Embora limitado ao mundo dos entendidos, a Guerra Fria e as guerrilhas que, à sua sombra, proliferaram pelo Mundo, também pode ser acompanhada no campo do armamento individual empunhado pelos combatentes. Já aqui fiz menção a esse aspecto técnico da História. Que, embora só interesse a alguns, ainda tem coisas para se descobrir, como aconteceu comigo recentemente, a propósito do armamento individual que equipou a guerrilha salvadorenha. A Guerra Civil de El Salvador, país da América Central, começou em 1979 e prolongou-se até à Queda do Muro e ao fim da União Soviética, em 1992. A sua erupção foi uma consequência do sucesso da Revolução Sandinista (1978-79), que conseguira depor a ditadura dos Somozas na vizinha Nicarágua, e do esforço que soviéticos e cubanos decidiram investir na América Central após isso, numa região que os Estados Unidos consideravam coutada sua, mas que também era uma região madura para revoluções por causa das gritantes injustiças sociais.
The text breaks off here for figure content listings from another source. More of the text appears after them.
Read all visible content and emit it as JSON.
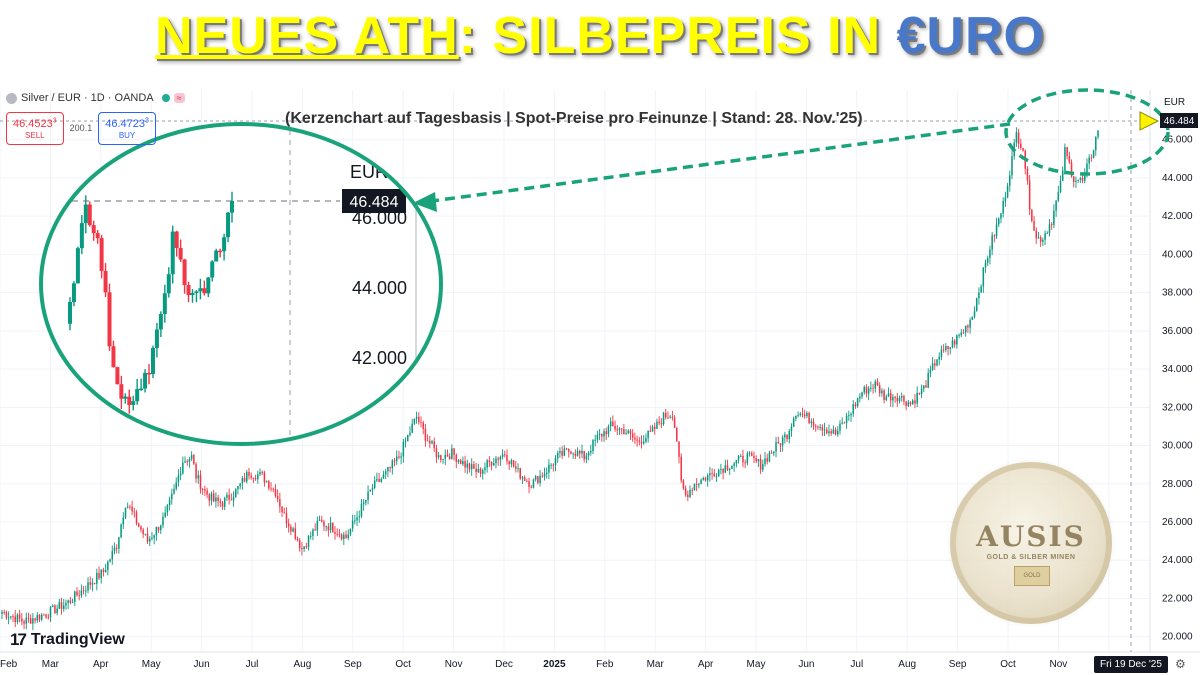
{
  "headline": {
    "part1": "NEUES ATH",
    "part2": ": SILBEPREIS IN ",
    "part3": "€URO"
  },
  "subtitle": "(Kerzenchart auf Tagesbasis | Spot-Preise pro Feinunze | Stand: 28. Nov.'25)",
  "symbol": {
    "name": "Silver / EUR · 1D · OANDA",
    "indicator_badge": "≈"
  },
  "trade": {
    "sell_price": "46.4523",
    "sell_price_sup": "3",
    "sell_label": "SELL",
    "spread": "200.1",
    "buy_price": "46.4723",
    "buy_price_sup": "3",
    "buy_label": "BUY"
  },
  "brand": "TradingView",
  "crosshair_date": "Fri 19 Dec '25",
  "watermark": {
    "name": "AUSIS",
    "tagline": "GOLD & SILBER MINEN",
    "bar_label": "GOLD"
  },
  "colors": {
    "up": "#089981",
    "down": "#f23645",
    "highlight": "#1aa37a",
    "headline": "#ffff00",
    "headline_accent": "#4a78c8"
  },
  "chart_data": {
    "type": "candlestick",
    "currency_label": "EUR",
    "y_ticks": [
      "46.000",
      "44.000",
      "42.000",
      "40.000",
      "38.000",
      "36.000",
      "34.000",
      "32.000",
      "30.000",
      "28.000",
      "26.000",
      "24.000",
      "22.000",
      "20.000"
    ],
    "x_ticks": [
      "Feb",
      "Mar",
      "Apr",
      "May",
      "Jun",
      "Jul",
      "Aug",
      "Sep",
      "Oct",
      "Nov",
      "Dec",
      "2025",
      "Feb",
      "Mar",
      "Apr",
      "May",
      "Jun",
      "Jul",
      "Aug",
      "Sep",
      "Oct",
      "Nov",
      "Dec"
    ],
    "ylim": [
      19.2,
      48.6
    ],
    "last_price": "46.484",
    "last_value": 46.484,
    "zoom": {
      "y_ticks": [
        "46.000",
        "44.000",
        "42.000"
      ],
      "currency_label": "EUR",
      "price_label": "46.484"
    },
    "series_knots": [
      [
        0,
        21.3
      ],
      [
        10,
        20.8
      ],
      [
        20,
        21.2
      ],
      [
        30,
        21.8
      ],
      [
        38,
        22.6
      ],
      [
        46,
        23.4
      ],
      [
        52,
        24.8
      ],
      [
        56,
        27.0
      ],
      [
        58,
        26.7
      ],
      [
        62,
        25.8
      ],
      [
        66,
        25.0
      ],
      [
        70,
        25.6
      ],
      [
        74,
        26.3
      ],
      [
        78,
        27.6
      ],
      [
        82,
        29.2
      ],
      [
        86,
        29.4
      ],
      [
        88,
        28.4
      ],
      [
        92,
        27.6
      ],
      [
        96,
        27.1
      ],
      [
        100,
        27.0
      ],
      [
        106,
        27.6
      ],
      [
        112,
        28.6
      ],
      [
        118,
        28.4
      ],
      [
        124,
        27.6
      ],
      [
        128,
        26.3
      ],
      [
        132,
        25.6
      ],
      [
        136,
        24.6
      ],
      [
        140,
        25.3
      ],
      [
        144,
        26.0
      ],
      [
        150,
        25.7
      ],
      [
        156,
        25.2
      ],
      [
        162,
        26.5
      ],
      [
        168,
        27.8
      ],
      [
        174,
        28.5
      ],
      [
        180,
        29.4
      ],
      [
        186,
        31.0
      ],
      [
        188,
        31.5
      ],
      [
        192,
        30.5
      ],
      [
        198,
        29.4
      ],
      [
        204,
        29.6
      ],
      [
        210,
        29.0
      ],
      [
        216,
        28.6
      ],
      [
        222,
        29.2
      ],
      [
        228,
        29.6
      ],
      [
        234,
        28.6
      ],
      [
        240,
        28.0
      ],
      [
        246,
        28.6
      ],
      [
        252,
        29.4
      ],
      [
        258,
        29.8
      ],
      [
        264,
        29.4
      ],
      [
        270,
        30.4
      ],
      [
        276,
        31.0
      ],
      [
        282,
        30.8
      ],
      [
        288,
        30.2
      ],
      [
        294,
        30.6
      ],
      [
        300,
        31.5
      ],
      [
        304,
        31.7
      ],
      [
        306,
        30.3
      ],
      [
        308,
        28.0
      ],
      [
        310,
        27.4
      ],
      [
        314,
        28.0
      ],
      [
        320,
        28.4
      ],
      [
        326,
        28.8
      ],
      [
        332,
        29.1
      ],
      [
        338,
        29.4
      ],
      [
        344,
        29.0
      ],
      [
        350,
        29.8
      ],
      [
        356,
        30.6
      ],
      [
        360,
        31.8
      ],
      [
        366,
        31.4
      ],
      [
        372,
        31.0
      ],
      [
        378,
        30.6
      ],
      [
        384,
        31.6
      ],
      [
        390,
        32.8
      ],
      [
        396,
        33.2
      ],
      [
        400,
        32.6
      ],
      [
        406,
        32.6
      ],
      [
        412,
        32.2
      ],
      [
        418,
        33.0
      ],
      [
        424,
        34.6
      ],
      [
        430,
        35.2
      ],
      [
        436,
        36.0
      ],
      [
        440,
        36.8
      ],
      [
        444,
        38.6
      ],
      [
        448,
        40.4
      ],
      [
        452,
        41.8
      ],
      [
        454,
        42.6
      ],
      [
        458,
        45.0
      ],
      [
        460,
        46.3
      ],
      [
        463,
        45.6
      ],
      [
        466,
        42.6
      ],
      [
        469,
        40.8
      ],
      [
        472,
        40.9
      ],
      [
        476,
        41.8
      ],
      [
        480,
        43.6
      ],
      [
        482,
        45.4
      ],
      [
        486,
        44.0
      ],
      [
        490,
        43.8
      ],
      [
        494,
        45.2
      ],
      [
        497,
        46.484
      ]
    ]
  }
}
Se a referência revolucionária nicaraguenha fora um mártir histórico da revolução chamado Augusto Sandino (um líder guerrilheiro assassinado em 1934), com a organização revolucionária a denominar-se em sua homenagem Frente Sandinista de Libertação Nacional (FSLN), a inspiração tornava-se evidente em El Salvador, substituindo-se apenas o nome do mártir, agora Farabundo Martí (outro líder guerrilheiro local, assassinado em 1932) e a correspondente Frente a denominar-se, por sua vez e sem surpresa, Farabundo Martí de Libertação Nacional (FMLN). Mas as semelhanças não terminavam aí: as fotografias de guerrilheiros centro-americanos que apareciam publicadas na comunicação social mostravam uma alta percentagem de mulheres combatentes (como se pode apreciar pelos exemplos que aqui se publicam) e exibindo um armamento que, contrariamente ao que acontecia com outras guerrilhas e como os entendidos podiam facilmente identificar, era normalmente de origem ocidental.
A ideia, que se revelou bem-sucedida, era a de sugerir as raízes populares da insurreição, a escassez de meios e a independência de apoios internacionais de um movimento popular que se arma apenas com o material que consegue capturar. Só vinte anos depois do fim do conflito é que vim a descobrir como ela não passava de um embuste: as FN FAL belgas, de que vemos um exemplar encostado junto à senhora que cose roupa, eram de origem cubana, vendidas por aquele país a Cuba ainda antes da ascensão de Fidel Castro ao poder (1959) conforme se identificava pelos seus números de série; quanto às M-16 norte-americanas que se vêem nas outras fotos, tinham vindo, na sua esmagadora maioria, do Vietname, que possuía milhares delas depois da sua vitória de 1975, altura em que se apoderara dos paióis sul-vietnamitas. Só por curiosidade, refira-se que, como fornecedor, Portugal também participou no conflito, vendendo alguns dos milhares de G-3 que possuía em excesso ao outro lado, ao exército salvadorenho.